戦乱恋譚
「はっはっは…!!よくやった、佐助!それでこそ月派の折り神だ!」
高笑いをする十二代目。綾人が、動揺しながらも男を睨み、問い詰めた。
「どうして、佐助を利用した…!あいつは俺の折り神だぞ!」
すると、十二代目は目を細めて答える。
「綾人。お前はさぞ、この折り神から慕われているようだな。“命に背けば主を始末する”と言った途端、これだ。見上げた忠誠心だよ。」
「…!」
綾人の顔が怒りでこわばった。この男は、汚い手を使って佐助を脅し、彼に折り神の術を使わせたのだ。
(なんて卑怯な…!)
「華さん!」
「っ!」
その時。鳥居の向こうから、びしょ濡れになった伊織と、彼についていた千鶴と花一匁が駆けてきた。

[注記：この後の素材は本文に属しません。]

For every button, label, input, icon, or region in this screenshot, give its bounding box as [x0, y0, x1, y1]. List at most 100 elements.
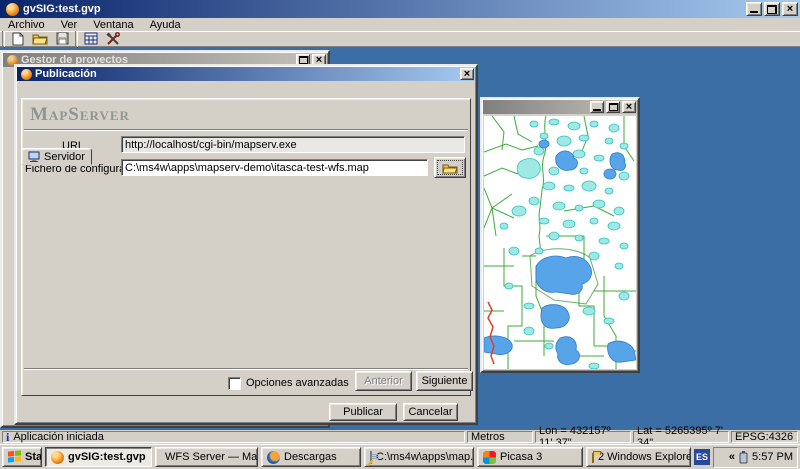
tools-icon [106, 32, 120, 46]
status-units-cell: Metros [467, 431, 533, 443]
minimize-icon [593, 104, 601, 111]
taskbar-item-explorer-group[interactable]: 2 Windows Explorer ▾ [586, 447, 691, 467]
dialog-titlebar: Publicación × [17, 67, 475, 81]
taskbar-item-label: WFS Server — Map... [165, 451, 258, 463]
restore-button[interactable] [764, 2, 780, 16]
brand-divider [24, 129, 468, 131]
anterior-label: Anterior [364, 375, 403, 387]
menu-ayuda[interactable]: Ayuda [142, 18, 189, 31]
windows-logo-icon [8, 450, 21, 463]
publicar-label: Publicar [343, 406, 383, 418]
status-epsg-cell: EPSG:4326 [731, 431, 798, 443]
map-window-titlebar: × [483, 100, 637, 114]
save-icon [56, 32, 69, 45]
map-minimize-button[interactable] [590, 101, 604, 113]
publicacion-dialog: Publicación × Servidor Servicio Recursos [14, 64, 478, 425]
preferences-button[interactable] [102, 30, 124, 47]
language-label: ES [696, 452, 708, 462]
gvsig-dialog-icon [21, 69, 32, 80]
close-button[interactable]: × [782, 2, 798, 16]
publicar-button[interactable]: Publicar [329, 403, 397, 421]
clock[interactable]: 5:57 PM [752, 451, 793, 463]
tray-collapse-chevron[interactable]: « [729, 451, 735, 463]
taskbar-item-wfs-server[interactable]: WFS Server — Map... [155, 447, 258, 467]
taskbar-item-map-file[interactable]: C:\ms4w\apps\map... [364, 447, 474, 467]
taskbar-item-picasa[interactable]: Picasa 3 [477, 447, 583, 467]
map-canvas[interactable] [484, 116, 636, 369]
config-file-value: C:\ms4w\apps\mapserv-demo\itasca-test-wf… [125, 162, 369, 174]
cancelar-button[interactable]: Cancelar [403, 403, 458, 421]
minimize-button[interactable] [746, 2, 762, 16]
dialog-title: Publicación [35, 68, 460, 80]
app-title: gvSIG:test.gvp [23, 3, 746, 15]
siguiente-label: Siguiente [422, 375, 468, 387]
server-icon [28, 151, 40, 162]
url-input[interactable]: http://localhost/cgi-bin/mapserv.exe [121, 136, 465, 153]
gvsig-app-icon [6, 3, 19, 16]
anterior-button: Anterior [355, 371, 412, 391]
advanced-options-checkbox[interactable] [228, 377, 241, 390]
toolbar [0, 31, 800, 47]
text-editor-icon [370, 451, 372, 464]
taskbar: Start gvSIG:test.gvp WFS Server — Map...… [0, 444, 800, 469]
mdi-client-area: Gestor de proyectos × × [0, 47, 800, 430]
map-view-window: × [480, 97, 640, 373]
dialog-close-button[interactable]: × [460, 68, 474, 80]
cancelar-label: Cancelar [408, 406, 452, 418]
config-file-input[interactable]: C:\ms4w\apps\mapserv-demo\itasca-test-wf… [121, 159, 428, 176]
toolbar-separator [75, 31, 78, 47]
gvsig-icon [51, 451, 64, 464]
taskbar-item-label: Picasa 3 [500, 451, 542, 463]
map-close-button[interactable]: × [622, 101, 636, 113]
status-lon-cell: Lon = 432157º 11' 37" [535, 431, 631, 443]
project-manager-button[interactable] [80, 30, 102, 47]
statusbar: i Aplicación iniciada Metros Lon = 43215… [0, 430, 800, 444]
url-value: http://localhost/cgi-bin/mapserv.exe [125, 139, 297, 151]
tab-servidor-label: Servidor [44, 151, 85, 163]
mapserver-wordmark: MapServer [30, 104, 130, 126]
picasa-icon [483, 451, 496, 464]
status-epsg: EPSG:4326 [735, 431, 793, 443]
start-label: Start [25, 451, 42, 463]
taskbar-item-label: Descargas [284, 451, 337, 463]
status-lat-cell: Lat = 5265395º 7' 34" [633, 431, 729, 443]
language-indicator[interactable]: ES [694, 449, 710, 465]
siguiente-button[interactable]: Siguiente [416, 371, 473, 391]
bottom-divider [24, 368, 468, 370]
system-tray: « 5:57 PM [713, 447, 798, 468]
status-units: Metros [471, 431, 505, 443]
app-titlebar: gvSIG:test.gvp × [0, 0, 800, 18]
advanced-options-label: Opciones avanzadas [246, 377, 349, 389]
project-manager-icon [84, 32, 98, 45]
tray-device-icon[interactable] [739, 451, 748, 464]
taskbar-item-label: gvSIG:test.gvp [68, 451, 146, 463]
maximize-icon [609, 103, 618, 111]
new-document-icon [12, 32, 24, 46]
taskbar-item-label: C:\ms4w\apps\map... [376, 451, 474, 463]
minimize-icon [750, 6, 758, 13]
restore-icon [767, 5, 777, 14]
status-message: Aplicación iniciada [13, 431, 104, 443]
status-message-cell: i Aplicación iniciada [2, 431, 465, 443]
start-button[interactable]: Start [2, 447, 42, 467]
firefox-icon [267, 451, 280, 464]
focus-rect [437, 160, 463, 175]
save-project-button[interactable] [51, 30, 73, 47]
desktop-screen: gvSIG:test.gvp × Archivo Ver Ventana Ayu… [0, 0, 800, 469]
info-icon: i [6, 430, 9, 445]
open-folder-icon [32, 32, 48, 45]
new-document-button[interactable] [7, 30, 29, 47]
advanced-options-row: Opciones avanzadas [228, 373, 349, 393]
taskbar-item-label: 2 Windows Explorer [598, 451, 691, 463]
taskbar-item-gvsig[interactable]: gvSIG:test.gvp [45, 447, 152, 467]
browse-button[interactable] [434, 157, 466, 178]
taskbar-item-descargas[interactable]: Descargas [261, 447, 361, 467]
map-maximize-button[interactable] [606, 101, 620, 113]
folder-icon [592, 453, 594, 463]
tab-servidor[interactable]: Servidor [21, 148, 92, 165]
itasca-map-graphic [484, 116, 636, 369]
tab-panel: MapServer URL http://localhost/cgi-bin/m… [21, 98, 471, 396]
maximize-icon [299, 56, 308, 64]
open-project-button[interactable] [29, 30, 51, 47]
toolbar-handle [2, 31, 5, 47]
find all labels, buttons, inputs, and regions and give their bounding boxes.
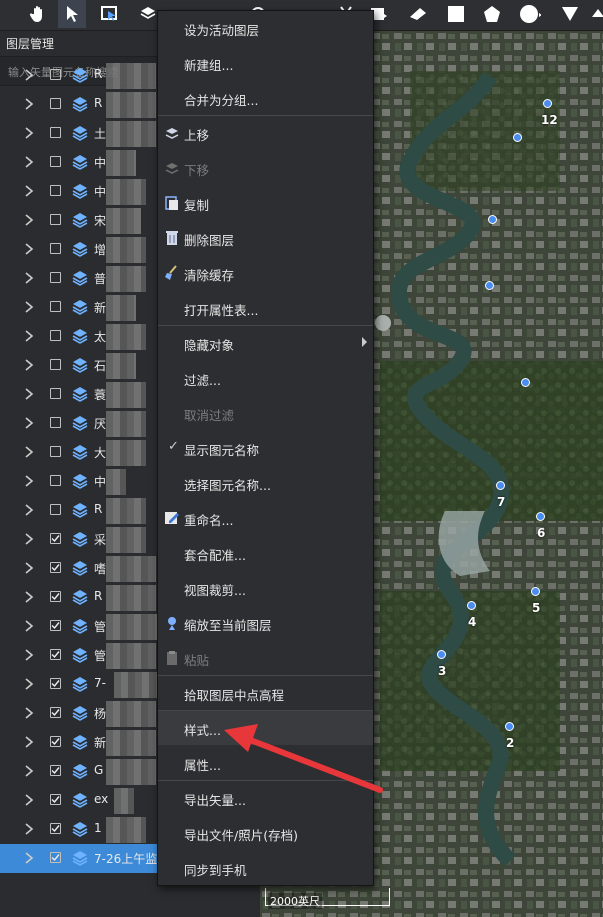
annotation-arrow <box>224 724 383 793</box>
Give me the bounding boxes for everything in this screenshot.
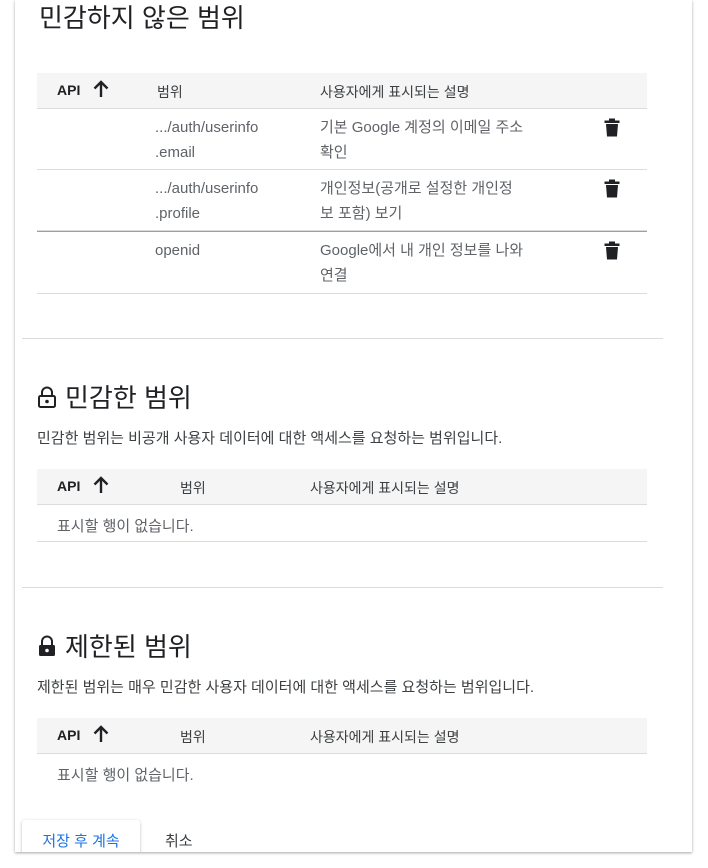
restricted-title: 제한된 범위 [65,632,192,662]
scope-cell: openid [155,242,201,259]
scope-column-header: 범위 [180,480,206,496]
save-continue-button[interactable]: 저장 후 계속 [22,820,140,852]
restricted-description: 제한된 범위는 매우 민감한 사용자 데이터에 대한 액세스를 요청하는 범위입… [37,679,535,696]
desc-cell: 개인정보(공개로 설정한 개인정 보 포함) 보기 [320,180,513,222]
section-divider [22,338,663,339]
desc-cell: Google에서 내 개인 정보를 나와 연결 [320,242,524,284]
table-header: API 범위 사용자에게 표시되는 설명 [37,718,647,754]
desc-column-header: 사용자에게 표시되는 설명 [320,84,470,100]
table-row: openid Google에서 내 개인 정보를 나와 연결 [37,231,647,294]
trash-icon[interactable] [604,179,620,198]
scopes-card: 민감하지 않은 범위 API 범위 사용자에게 표시되는 설명 .../auth… [15,0,692,852]
scope-column-header: 범위 [180,729,206,745]
api-column-header[interactable]: API [57,478,80,494]
sensitive-heading: 민감한 범위 [37,378,192,415]
arrow-up-icon[interactable] [92,724,110,744]
table-row: .../auth/userinfo .email 기본 Google 계정의 이메… [37,109,647,170]
lock-icon [39,635,55,656]
table-header: API 범위 사용자에게 표시되는 설명 [37,73,647,109]
api-column-header[interactable]: API [57,82,80,98]
table-header: API 범위 사용자에게 표시되는 설명 [37,469,647,505]
nonsensitive-title: 민감하지 않은 범위 [39,3,245,33]
scope-cell: .../auth/userinfo .email [155,119,259,161]
sensitive-title: 민감한 범위 [65,383,192,413]
scope-column-header: 범위 [157,84,183,100]
empty-message: 표시할 행이 없습니다. [57,767,194,784]
sensitive-description: 민감한 범위는 비공개 사용자 데이터에 대한 액세스를 요청하는 범위입니다. [37,430,503,447]
desc-column-header: 사용자에게 표시되는 설명 [310,729,460,745]
nonsensitive-table: API 범위 사용자에게 표시되는 설명 .../auth/userinfo .e… [37,73,647,294]
trash-icon[interactable] [604,118,620,137]
scope-cell: .../auth/userinfo .profile [155,180,259,222]
desc-cell: 기본 Google 계정의 이메일 주소 확인 [320,119,524,161]
sensitive-table: API 범위 사용자에게 표시되는 설명 표시할 행이 없습니다. [37,469,647,542]
cancel-button[interactable]: 취소 [165,830,193,851]
arrow-up-icon[interactable] [92,79,110,99]
arrow-up-icon[interactable] [92,475,110,495]
desc-column-header: 사용자에게 표시되는 설명 [310,480,460,496]
api-column-header[interactable]: API [57,727,80,743]
empty-message: 표시할 행이 없습니다. [57,518,194,535]
restricted-heading: 제한된 범위 [37,627,192,664]
trash-icon[interactable] [604,241,620,260]
empty-row: 표시할 행이 없습니다. [37,505,647,542]
restricted-table: API 범위 사용자에게 표시되는 설명 표시할 행이 없습니다. [37,718,647,790]
section-divider [22,587,663,588]
empty-row: 표시할 행이 없습니다. [37,754,647,790]
table-row: .../auth/userinfo .profile 개인정보(공개로 설정한 개… [37,170,647,231]
lock-open-icon [38,386,56,408]
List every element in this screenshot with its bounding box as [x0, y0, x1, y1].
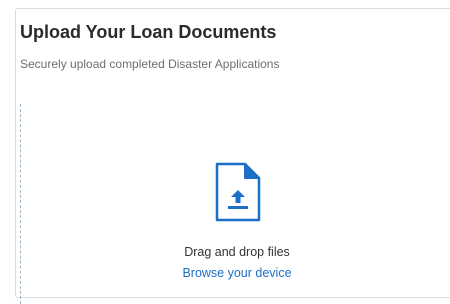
page-subtitle: Securely upload completed Disaster Appli…: [20, 57, 280, 71]
browse-device-link[interactable]: Browse your device: [0, 266, 450, 280]
page-title: Upload Your Loan Documents: [20, 22, 277, 42]
drag-and-drop-text: Drag and drop files: [184, 245, 290, 259]
file-upload-icon: [213, 162, 263, 224]
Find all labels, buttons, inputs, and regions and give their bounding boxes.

霊力を感じてここまできた様子の彼らは、状況を察した瞬間、顔色を変える。
すると、境内に十二代目の低く不気味な声が響いた。
「さぁ、やっと顕現録が我が手に入った…!今、この場で“最強の折り神”を顕現してやろう!」
「「!!」」
全員が目を見開いた次の瞬間。
ブワッ!と月派の霊力が辺りに放たれた。
「“神聖なる式神様。力を持って依り代に宿り、我に仕えよ。”」
そう言った十二代目が羽織から取り出したのは、“龍”の依り代。
彼の手の中の顕現録が、パラパラと物凄い速さで自然にめくれていく。
…と、ある一ページが開かれた瞬間、光を帯びた陣が、どくん!と大きく脈打った。